In the 1989 elections, in which the National Party (headed by Luis Alberto Lacalle) won the presidency, Abreu was elected Senator of the Republic for the sector of Renovation and Victory. In January 1993, he was appointed by Lacalle as Minister of Foreign Relations, a position he held until the end of the period.

In 1999 the non herreristas party elected him to complete the presidential ticket headed by Lacalle, who had won the internal elections of April of that year.

In March 2000, the new president Jorge Batlle appointed Abreu as the Minister of Industry, Energy and Mining.

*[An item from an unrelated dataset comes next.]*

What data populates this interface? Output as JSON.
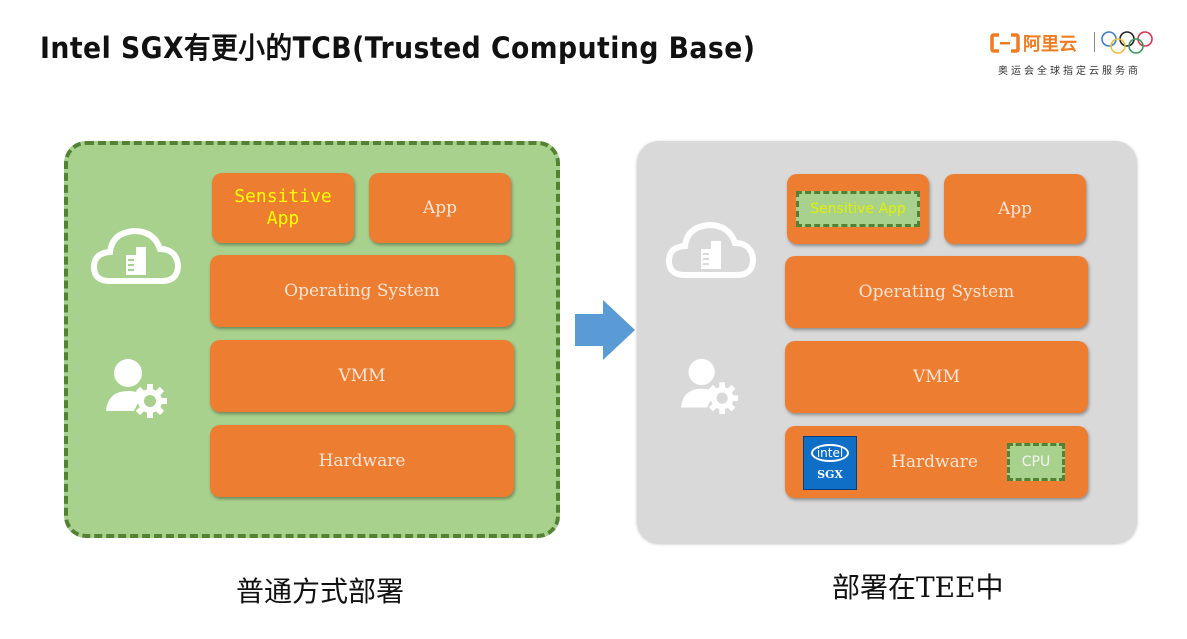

He held this post until November 2002, the National Party decided to withdraw from the Cabinet. Then resigned the portfolio he held.

In the 2004 election, he cast a pre-candidacy for the Presidency; but soon after, he decides to support Jorge Larrañaga, who is elected sole candidate for the National Party, and again the Party Convention elects Sergio Abreu as candidate for the Vice-presidency. Abreu was elected senator for the Alianza Nacional sector, a seat he assumed in February 2005.

He supported Jorge Larrañaga's candidacy for the presidency of the Republic in the 2009 presidential primaries. In the general election, he ran again for the Senate, being reelected for the 48th Legislature.

He was nominated for the 2014 presidential primaries. However, on April 7, 2014, he lowered his candidacy to support Luis Lacalle Pou.

In the 2019 general election he was reelected Senator of the Republic, for the 49th Legislature.

=== Artistic activity ===
In January 2011, he released the CD Kuñakarai ("lady" in the Guaraní language) with themes of folkloric style.